While these exams can seem daunting, they don’t have to be. There are plenty of tools you can learn to make passing the National Board of Medical Examiners (NBME) tests and set a student on a path to becoming an incredible doctor.
What Are Shelf Exams?
Shelf exams are evaluations of what a student has learned during their clinical rotations. This is a period when the medical student rotates through various specialties, like OB/GYN and Internal Medicine, and learns under licensed doctors. At the same time, they are learning about various medical diagnoses and treatments.
Shelf exams generally take place during the third year of medical school. The exams are not actually required to get a license and aren’t mandatory in all programs, but they’re a popular way to test a student’s knowledge.
They can be incredibly stressful because of the amount of information covered in the questions. Some programs might use them to determine whether a student has passed or failed their clinicals. Their final grade might ultimately be something a residency program looks at to determine whether or not to accept the student.
The exams consist of 110 multiple-choice questions about hypothetical scenarios or cases. The student has to apply what they learned to figure out how to properly respond to the situation. Fortunately, there are tools available to help a person pass.
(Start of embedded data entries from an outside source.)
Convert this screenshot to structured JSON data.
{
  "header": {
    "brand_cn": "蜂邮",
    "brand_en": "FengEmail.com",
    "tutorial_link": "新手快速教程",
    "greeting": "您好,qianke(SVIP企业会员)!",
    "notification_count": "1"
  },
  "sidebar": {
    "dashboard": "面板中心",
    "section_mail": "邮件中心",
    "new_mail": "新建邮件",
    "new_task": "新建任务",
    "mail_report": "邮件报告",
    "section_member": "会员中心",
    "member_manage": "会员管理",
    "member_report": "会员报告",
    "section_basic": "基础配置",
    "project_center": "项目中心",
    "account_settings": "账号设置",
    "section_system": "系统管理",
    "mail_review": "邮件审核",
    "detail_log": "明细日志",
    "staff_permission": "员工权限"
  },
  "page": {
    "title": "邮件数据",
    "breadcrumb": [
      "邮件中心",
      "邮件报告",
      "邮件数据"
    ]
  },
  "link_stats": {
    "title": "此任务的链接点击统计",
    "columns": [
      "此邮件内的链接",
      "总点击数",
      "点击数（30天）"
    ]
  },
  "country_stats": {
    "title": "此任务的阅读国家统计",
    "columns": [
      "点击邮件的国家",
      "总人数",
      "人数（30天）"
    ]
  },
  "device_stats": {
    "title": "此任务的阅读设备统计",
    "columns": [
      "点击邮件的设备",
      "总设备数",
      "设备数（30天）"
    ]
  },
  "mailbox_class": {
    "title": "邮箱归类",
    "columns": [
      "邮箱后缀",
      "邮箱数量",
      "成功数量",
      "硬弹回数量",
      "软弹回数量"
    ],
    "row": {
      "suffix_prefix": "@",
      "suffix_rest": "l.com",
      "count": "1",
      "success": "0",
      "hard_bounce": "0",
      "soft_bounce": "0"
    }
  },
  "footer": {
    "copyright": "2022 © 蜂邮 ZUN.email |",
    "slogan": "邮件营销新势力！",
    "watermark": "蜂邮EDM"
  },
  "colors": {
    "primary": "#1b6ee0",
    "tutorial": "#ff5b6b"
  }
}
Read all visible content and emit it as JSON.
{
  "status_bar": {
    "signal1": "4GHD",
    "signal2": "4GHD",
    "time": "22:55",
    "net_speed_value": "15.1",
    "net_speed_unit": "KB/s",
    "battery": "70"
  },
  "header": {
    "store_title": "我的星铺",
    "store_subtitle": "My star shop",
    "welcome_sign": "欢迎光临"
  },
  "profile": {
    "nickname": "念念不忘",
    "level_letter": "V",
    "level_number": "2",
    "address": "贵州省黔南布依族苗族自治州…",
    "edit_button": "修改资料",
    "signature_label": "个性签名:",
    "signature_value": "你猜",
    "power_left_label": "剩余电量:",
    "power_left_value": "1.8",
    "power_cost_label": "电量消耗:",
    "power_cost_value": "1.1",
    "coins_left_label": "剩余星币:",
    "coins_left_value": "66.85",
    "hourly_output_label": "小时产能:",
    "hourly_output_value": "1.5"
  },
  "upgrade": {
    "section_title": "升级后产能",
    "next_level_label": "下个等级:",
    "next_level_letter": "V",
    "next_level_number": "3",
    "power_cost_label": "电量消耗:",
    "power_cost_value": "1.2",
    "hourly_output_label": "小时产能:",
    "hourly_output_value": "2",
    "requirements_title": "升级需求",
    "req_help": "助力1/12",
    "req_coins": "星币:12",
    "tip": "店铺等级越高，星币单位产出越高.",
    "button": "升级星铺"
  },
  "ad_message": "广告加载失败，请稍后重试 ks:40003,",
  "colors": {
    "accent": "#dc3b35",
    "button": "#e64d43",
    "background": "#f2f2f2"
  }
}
Taking NBME shelf practice exams is a very good way to prepare. Although nobody can know what exactly is on a particular exam, these tests are a good way for a student to see where they’re at or what they need to study.
Notes, Notes, Notes
There’s nothing more important than taking complete and thorough notes while participating in clinical rotations. That doesn’t just mean taking notes on the diagnosis and treatment. The key is to take notes that allow the student to actively learn the material. They want to be able to memorize, retain, and apply the knowledge they are learning.
A student should keep detailed notes on every step they take, every bit of knowledge they use, any resources available, and all of the processes they went through to reach the conclusions they made.
The Cornell note-taking method is a wildly popular way for students to retain knowledge. This requires them to split their notebooks into three columns. One column should be used as the note-taking area where they record the information as meaningfully as they can.
In the cue column, they should jot down clues allowing them to reduce their notes to concise bullets of information that allow for reviewing, reciting, and reflecting. Finally, the last column will include a summary of the notes in one or two sentences.
Study On Day 1
Don’t wait until the end of the rotation to start studying for the shelf exam. Start studying from the very first day. Set aside an hour or two at the end of every single day to go over the information learned that day. At the end of each week, review all of the information learned that week.
Use Real-World Experience
Relate the questions when taking the exam to real-world experiences that took place during the clinicals. That’s one of the reasons good note-taking is important. The student can look back on the information and apply it to a situation with a patient.